2.4 - Les promotions

Tous ne voient pas à si long terme : certains ne viennent à Saint-Domingue que pour prendre du galon, ce qui devient extrêmement difficile en Europe à l’heure de la paix continentale et de la réduction des effectifs actifs.

Le maréchalat n’existant pas avant 1804, époque où l’engouement pour les colonies a bien baissé, pour ne pas dire complètement passé de mode, aucun général de division issu des armées expéditionnaires n’atteint cette distinction enviée.

Sur les trente-trois généraux de brigade, européens ou de couleur, quatre 247 (12,1%) sont promus au grade supérieur de général.

Dans les mêmes conditions, onze 248 adjudants-commandants sur trente-neuf (28,2%) gagnent l’épaulette de général de brigade.

Sur soixante-trois chefs de brigade, cinq 249 passent adjudants-commandants, sept 250 directement généraux de brigade. Soit 19% de promus à un grade ou un autre …

Sur cent cinquante-sept commandants (chefs de bataillon et d’escadron), trente-deux 251 sont promus chefs de brigade, alors que huit 252 passent directement adjudants-commandants. Au total donc, 25,4% de commandants promus.

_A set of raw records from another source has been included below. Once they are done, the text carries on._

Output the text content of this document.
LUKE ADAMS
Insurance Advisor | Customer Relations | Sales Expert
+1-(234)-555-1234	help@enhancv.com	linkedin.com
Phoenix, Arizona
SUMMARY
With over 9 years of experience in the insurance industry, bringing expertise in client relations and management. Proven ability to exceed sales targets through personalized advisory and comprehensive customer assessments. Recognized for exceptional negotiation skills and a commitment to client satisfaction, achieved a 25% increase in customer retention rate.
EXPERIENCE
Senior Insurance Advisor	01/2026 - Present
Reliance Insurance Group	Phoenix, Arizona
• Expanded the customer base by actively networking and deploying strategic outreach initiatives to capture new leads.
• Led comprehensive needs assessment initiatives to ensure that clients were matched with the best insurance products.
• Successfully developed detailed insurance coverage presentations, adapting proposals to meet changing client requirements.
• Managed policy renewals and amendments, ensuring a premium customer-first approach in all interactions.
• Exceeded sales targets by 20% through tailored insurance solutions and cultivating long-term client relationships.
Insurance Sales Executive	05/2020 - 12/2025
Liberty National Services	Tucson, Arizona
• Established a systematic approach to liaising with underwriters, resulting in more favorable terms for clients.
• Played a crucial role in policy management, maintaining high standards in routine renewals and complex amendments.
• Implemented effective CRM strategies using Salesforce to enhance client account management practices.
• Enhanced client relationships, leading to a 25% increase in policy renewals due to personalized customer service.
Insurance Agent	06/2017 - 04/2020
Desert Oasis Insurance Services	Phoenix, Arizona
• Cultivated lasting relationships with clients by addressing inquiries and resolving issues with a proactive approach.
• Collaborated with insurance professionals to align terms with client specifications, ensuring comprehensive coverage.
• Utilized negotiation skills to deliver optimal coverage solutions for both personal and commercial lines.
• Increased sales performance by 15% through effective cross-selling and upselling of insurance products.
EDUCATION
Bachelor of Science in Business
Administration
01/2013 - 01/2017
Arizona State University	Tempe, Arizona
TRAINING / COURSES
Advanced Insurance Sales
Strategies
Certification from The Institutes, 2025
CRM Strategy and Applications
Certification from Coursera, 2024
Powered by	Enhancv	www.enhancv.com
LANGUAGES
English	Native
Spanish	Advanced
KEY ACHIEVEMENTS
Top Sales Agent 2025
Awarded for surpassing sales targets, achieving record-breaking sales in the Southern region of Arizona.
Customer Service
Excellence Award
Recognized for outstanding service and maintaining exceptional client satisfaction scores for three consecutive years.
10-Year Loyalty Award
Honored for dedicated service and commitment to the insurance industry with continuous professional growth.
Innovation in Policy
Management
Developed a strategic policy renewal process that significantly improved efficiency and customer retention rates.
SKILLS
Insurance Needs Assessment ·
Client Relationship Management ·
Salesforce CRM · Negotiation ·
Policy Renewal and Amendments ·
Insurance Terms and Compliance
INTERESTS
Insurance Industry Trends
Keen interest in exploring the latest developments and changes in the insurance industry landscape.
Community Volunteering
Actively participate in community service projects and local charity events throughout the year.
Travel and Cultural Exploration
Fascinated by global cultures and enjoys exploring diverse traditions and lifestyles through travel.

Donner la liste exhaustive des capitaines de l’armée est une tâche impossible, mais il est certains que la promotion était extrêmement rapide pour ceux qui survivaient. Peyre-Ferry raconte comment presque tous les capitaines de son bataillon en vinrent à commander un jour ou l’autre celui-ci, avant que la mort ne les force à céder à leur tour la place à un successeur moribond. Ainsi, il n’est pas rare de voir de jeunes capitaines promus plusieurs fois de suite, comme Cachedenier qui passe chef de brigade.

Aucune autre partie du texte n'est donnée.